En ese tiempo, el país estaba siendo devastado por el monstruo Minotauro, mitad hombre y mitad toro, del cual ya se había hablado al referirse a Teseo. Minos encomendó a Dédalo la construcción de un palacio para encerrar a esta aterradora criatura, de tal manera que no pudiera ser vista desde el exterior. El hábil arquitecto creó su famoso Laberinto, un edificio de galerías tortuosas y engañosas que desorientaban por completo a quien lo recorría. Sus innumerables pasillos dificultaban enormemente encontrar la salida, y en el centro de este intrincado laberinto, como ya se mencionó, habitaba el Minotauro.

Cuando Teseo logró matar al monstruo y escapar con Ariadna, el rey Minos se enfureció y culpó a Dédalo por la fuga. Para castigarlo por su aparente complicidad, el monarca encerró al arquitecto y a su hijo Ícaro dentro del Laberinto. Sin embargo, el ingenio fértil de Dédalo no podía soportar mucho tiempo la odiosa prisión y buscó desesperadamente una forma de escapar. ¿Cómo lograrlo, si la única salida era por el aire? Entonces, Dédalo construyó para él y su hijo dos pares de alas tejidas con plumas ligeras de distintos tamaños, comenzando por las más pequeñas y siguiendo en orden hasta las más largas. Ató las plumas con hilos de lino y las unió con cera.

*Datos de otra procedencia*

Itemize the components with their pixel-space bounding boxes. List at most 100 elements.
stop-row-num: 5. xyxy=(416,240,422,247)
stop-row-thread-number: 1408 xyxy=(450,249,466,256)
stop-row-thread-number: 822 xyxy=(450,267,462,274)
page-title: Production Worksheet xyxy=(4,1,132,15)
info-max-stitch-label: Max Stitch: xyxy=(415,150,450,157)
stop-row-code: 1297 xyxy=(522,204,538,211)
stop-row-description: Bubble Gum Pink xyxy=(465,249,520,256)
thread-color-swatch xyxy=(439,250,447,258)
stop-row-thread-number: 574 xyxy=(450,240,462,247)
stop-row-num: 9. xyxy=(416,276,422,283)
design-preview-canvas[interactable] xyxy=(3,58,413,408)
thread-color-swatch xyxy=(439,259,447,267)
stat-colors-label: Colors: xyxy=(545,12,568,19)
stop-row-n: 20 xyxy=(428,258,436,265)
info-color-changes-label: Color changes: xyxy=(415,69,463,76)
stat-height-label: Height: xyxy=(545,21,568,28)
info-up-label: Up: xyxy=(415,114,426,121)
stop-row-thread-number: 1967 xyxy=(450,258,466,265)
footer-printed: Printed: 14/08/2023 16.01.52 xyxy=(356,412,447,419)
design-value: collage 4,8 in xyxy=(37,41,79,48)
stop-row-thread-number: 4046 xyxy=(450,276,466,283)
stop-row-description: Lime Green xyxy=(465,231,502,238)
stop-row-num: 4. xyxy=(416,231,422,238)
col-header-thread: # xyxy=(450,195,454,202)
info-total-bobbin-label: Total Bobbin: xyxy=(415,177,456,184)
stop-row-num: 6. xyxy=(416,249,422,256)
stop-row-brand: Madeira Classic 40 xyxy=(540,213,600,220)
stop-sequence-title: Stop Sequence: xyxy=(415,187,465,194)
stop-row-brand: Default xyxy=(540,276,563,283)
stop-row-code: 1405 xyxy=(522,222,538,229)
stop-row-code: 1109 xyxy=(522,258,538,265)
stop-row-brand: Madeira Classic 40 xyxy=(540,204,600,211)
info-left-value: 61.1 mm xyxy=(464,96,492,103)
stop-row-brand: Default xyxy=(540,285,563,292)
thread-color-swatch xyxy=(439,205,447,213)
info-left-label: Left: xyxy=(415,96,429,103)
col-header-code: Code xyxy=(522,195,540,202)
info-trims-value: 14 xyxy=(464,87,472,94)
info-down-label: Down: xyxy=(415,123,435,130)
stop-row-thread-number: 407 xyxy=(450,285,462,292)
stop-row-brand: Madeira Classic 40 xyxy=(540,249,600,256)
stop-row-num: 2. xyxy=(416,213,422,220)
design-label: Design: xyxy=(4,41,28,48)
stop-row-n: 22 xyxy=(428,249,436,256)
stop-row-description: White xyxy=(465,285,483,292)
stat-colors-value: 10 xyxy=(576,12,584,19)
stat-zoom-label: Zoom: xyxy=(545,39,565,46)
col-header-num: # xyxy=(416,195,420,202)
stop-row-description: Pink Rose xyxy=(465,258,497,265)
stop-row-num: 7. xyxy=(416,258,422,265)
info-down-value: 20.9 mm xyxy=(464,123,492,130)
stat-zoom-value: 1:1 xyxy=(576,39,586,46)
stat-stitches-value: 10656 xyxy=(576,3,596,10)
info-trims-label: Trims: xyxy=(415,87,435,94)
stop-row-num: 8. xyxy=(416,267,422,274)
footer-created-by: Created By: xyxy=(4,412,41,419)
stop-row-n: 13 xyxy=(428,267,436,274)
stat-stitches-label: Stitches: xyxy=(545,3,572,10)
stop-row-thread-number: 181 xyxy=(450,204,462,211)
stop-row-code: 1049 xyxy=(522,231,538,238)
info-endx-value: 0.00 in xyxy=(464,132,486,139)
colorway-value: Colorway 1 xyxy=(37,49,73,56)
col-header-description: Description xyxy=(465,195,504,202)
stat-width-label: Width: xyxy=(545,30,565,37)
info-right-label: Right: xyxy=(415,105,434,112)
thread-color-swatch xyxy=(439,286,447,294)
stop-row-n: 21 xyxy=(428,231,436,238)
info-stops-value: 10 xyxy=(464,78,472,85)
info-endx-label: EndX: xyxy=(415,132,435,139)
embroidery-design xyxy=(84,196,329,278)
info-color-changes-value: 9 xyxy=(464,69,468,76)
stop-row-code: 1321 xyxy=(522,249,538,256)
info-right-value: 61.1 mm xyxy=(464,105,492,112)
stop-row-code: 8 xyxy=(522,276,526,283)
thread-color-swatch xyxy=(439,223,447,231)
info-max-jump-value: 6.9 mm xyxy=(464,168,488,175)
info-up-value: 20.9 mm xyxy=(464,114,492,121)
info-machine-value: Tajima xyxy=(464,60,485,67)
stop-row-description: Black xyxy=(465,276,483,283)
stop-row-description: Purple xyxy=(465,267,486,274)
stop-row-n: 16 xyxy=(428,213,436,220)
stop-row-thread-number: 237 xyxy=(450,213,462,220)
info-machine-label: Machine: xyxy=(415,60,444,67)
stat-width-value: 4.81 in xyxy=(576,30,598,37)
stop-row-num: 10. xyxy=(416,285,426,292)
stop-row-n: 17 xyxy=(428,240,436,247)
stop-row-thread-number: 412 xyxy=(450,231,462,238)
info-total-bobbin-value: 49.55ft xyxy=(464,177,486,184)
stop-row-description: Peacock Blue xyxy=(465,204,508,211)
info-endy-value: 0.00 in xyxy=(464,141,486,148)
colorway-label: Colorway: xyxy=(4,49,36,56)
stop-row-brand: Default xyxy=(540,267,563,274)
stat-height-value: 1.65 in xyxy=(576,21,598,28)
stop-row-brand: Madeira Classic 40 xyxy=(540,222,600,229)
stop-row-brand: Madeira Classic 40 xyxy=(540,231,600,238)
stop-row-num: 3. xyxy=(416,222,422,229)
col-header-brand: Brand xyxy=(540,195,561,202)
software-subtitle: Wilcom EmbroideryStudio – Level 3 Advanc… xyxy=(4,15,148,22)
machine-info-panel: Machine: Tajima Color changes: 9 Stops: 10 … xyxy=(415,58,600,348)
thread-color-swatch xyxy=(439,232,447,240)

Una vez unidas las alas, Dédalo las curvó de manera que parecían verdaderamente las alas de un ave. Inmediatamente, las acopló a los hombros y brazos de su hijo Ícaro, y también se las fijó él mismo en el dorso. Se elevó por los aires para probarlas y observó que el resultado era maravilloso. Aprovechando que todos los esclavos estaban dormidos, se acercó a su hijo y le dijo:

—Sígueme sin temor, Ícaro. Solo ten cuidado de mantener siempre una distancia prudente. No te eleves demasiado, ya que el Sol puede derretir tus alas; ni desciendas demasiado, pues las aguas del mar podrían derribarte irremediablemente.

—No te preocupes, padre —respondió Ícaro—. Puedes estar tranquilo. Verás cómo atravesamos sin peligro la inmensidad de los mares en un vuelo magnífico.

Una vez completados los preparativos, Dédalo se lanzó al espacio con confianza, mientras Ícaro lo seguía de cerca. Bajo ellos se extendían las azules y tranquilas aguas del mar Egeo. Pasaron con éxito por la isla de Samos y luego por las de Delos y Pharos. Continuaron sobrevolando costas hasta que Ícaro, emocionado y deslumbrado por su vuelo, se elevó a alturas más cercanas al Sol. Lamentablemente, la cera que unía las plumas de sus alas se derritió, y antes de que pudiera pedir ayuda a su padre, cayó rápidamente al mar y desapareció entre las olas.

Ícaro, ¿dónde estás? —gritaba Dédalo desesperado al mirar hacia atrás y no ver a su hijo. Al empezar a buscarlo, vio las plumas de Ícaro flotando sobre las olas y comprendió lo sucedido. Descendió a tierra, plegó sus alas y el mar le devolvió el cuerpo de su hijo. Dédalo le dio sepultura en la isla, la cual, en memoria de este trágico evento, fue llamada Icaria. En ese lugar, Dédalo erigió un magnífico templo dedicado a Apolo, y consagró las prodigiosas alas como un tributo a su memoria.